An Englishman’s upbringing does not excel in preparing him to meet unconventional behaviour with equanimity. Jarrett’s first reaction was a sort of smirk that so respectable a pair of ladies should disport themselves in such a fashion. But as he stood at the edge of the garden, peering in on the scene, its charm crept up on him. Henrietta’s graceful form embodied the joy of the music completely, uninhibited by the plastic manners that society imposes. He caught himself admiring her honesty and sensed a fleeting melancholy that his own nature would never allow him to experience a similar freedom. As the first flush of embarrassment receded, his artist’s eye gradually perceived in Lady Catherine’s awkward movements a graceful dancer made clownish by the misfortune of a misshapen body. He watched in rapt silence, the spirit of the rose garden infecting him with a sliver of regret that he should be excluded from the intimacy of the two performers.

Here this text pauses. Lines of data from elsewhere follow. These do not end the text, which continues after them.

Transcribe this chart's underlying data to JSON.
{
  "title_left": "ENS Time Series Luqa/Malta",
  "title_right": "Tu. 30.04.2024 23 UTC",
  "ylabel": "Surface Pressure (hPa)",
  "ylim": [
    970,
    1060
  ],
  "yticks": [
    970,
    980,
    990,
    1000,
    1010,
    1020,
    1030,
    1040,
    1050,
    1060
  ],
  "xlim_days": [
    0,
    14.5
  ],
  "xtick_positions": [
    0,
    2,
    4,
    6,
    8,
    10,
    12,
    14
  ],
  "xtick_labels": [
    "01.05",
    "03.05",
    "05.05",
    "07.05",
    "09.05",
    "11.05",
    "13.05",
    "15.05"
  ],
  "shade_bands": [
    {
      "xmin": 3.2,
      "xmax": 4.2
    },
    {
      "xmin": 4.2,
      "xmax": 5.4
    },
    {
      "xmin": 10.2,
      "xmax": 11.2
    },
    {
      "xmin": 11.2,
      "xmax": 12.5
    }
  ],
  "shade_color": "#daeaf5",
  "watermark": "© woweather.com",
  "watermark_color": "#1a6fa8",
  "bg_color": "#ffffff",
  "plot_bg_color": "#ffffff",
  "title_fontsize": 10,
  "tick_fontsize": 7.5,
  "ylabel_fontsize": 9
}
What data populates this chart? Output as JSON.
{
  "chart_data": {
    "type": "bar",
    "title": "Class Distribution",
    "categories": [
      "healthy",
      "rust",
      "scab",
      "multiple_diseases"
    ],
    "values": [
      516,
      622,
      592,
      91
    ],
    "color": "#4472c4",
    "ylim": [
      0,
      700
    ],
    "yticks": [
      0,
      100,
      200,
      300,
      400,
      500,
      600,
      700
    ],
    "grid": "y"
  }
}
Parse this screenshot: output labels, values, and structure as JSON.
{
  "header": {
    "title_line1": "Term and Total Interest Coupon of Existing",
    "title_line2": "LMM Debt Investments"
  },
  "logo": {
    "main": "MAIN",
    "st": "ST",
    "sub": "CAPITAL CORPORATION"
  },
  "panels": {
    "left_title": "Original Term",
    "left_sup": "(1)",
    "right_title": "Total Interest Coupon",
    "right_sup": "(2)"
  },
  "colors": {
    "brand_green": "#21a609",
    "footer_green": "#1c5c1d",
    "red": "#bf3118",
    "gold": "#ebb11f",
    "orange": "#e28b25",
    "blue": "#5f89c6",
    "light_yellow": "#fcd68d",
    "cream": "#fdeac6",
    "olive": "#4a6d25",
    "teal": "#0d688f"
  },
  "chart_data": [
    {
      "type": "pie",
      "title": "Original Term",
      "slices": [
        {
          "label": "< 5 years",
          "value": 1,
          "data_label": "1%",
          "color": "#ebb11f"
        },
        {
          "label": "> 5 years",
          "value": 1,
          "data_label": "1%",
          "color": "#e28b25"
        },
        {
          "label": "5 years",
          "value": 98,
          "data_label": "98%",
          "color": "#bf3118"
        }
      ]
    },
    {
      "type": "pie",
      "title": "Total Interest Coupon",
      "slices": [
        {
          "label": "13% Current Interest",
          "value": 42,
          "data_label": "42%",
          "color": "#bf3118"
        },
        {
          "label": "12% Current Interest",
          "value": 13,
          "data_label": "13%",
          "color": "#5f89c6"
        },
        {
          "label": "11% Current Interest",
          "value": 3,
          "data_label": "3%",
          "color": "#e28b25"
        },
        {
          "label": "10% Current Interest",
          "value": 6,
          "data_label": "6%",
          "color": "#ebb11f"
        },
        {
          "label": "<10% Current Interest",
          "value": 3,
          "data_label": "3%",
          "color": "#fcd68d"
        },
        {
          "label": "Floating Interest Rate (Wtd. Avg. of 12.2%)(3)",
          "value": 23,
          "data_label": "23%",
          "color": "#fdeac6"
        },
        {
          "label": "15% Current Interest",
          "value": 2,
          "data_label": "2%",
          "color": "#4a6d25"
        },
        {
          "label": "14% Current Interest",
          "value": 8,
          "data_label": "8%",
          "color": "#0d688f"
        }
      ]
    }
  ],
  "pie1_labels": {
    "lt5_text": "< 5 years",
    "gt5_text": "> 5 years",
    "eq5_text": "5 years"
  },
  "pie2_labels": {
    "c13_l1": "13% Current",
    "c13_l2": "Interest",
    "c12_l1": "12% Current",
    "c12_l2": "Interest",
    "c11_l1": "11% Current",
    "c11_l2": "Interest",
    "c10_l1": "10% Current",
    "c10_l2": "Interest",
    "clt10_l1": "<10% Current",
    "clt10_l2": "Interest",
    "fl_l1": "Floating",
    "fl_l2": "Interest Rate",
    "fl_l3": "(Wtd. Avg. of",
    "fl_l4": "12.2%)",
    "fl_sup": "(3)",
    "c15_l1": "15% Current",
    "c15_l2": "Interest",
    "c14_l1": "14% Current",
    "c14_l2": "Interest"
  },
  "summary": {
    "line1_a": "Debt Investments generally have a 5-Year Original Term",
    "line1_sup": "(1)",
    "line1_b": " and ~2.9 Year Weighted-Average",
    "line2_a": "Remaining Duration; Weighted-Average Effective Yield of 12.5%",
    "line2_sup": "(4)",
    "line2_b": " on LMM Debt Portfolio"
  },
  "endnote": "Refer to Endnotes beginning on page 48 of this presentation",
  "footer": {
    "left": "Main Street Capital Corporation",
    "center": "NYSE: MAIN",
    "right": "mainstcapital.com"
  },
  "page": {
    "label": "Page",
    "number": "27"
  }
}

The song ended. Henrietta bowed to her pianist, flushed and laughing. Lady Catherine beamed back in a way Jarrett would previously have thought inconceivable. All at once he was aware of his dilemma in lurking behind the hedge. The violent consciousness of his guilt in trespassing on so private a moment rooted him to the spot. Embarrassment piled up on confusion as he overheard Miss Lonsdale speak his name.
‘What connection might Mr Jarrett be to the Marquess, do you suppose, Lady Catherine?’
There was a ribald chuckle from the old lady.
‘Connection? Connection, Miss Henrietta? It seems to me Mr Jarrett don’t wish to acknowledge any connection between them.’
Miss Lonsdale’s tone shifted, reflecting curiosity half-reined in by a desire to smooth over a potential faux pas.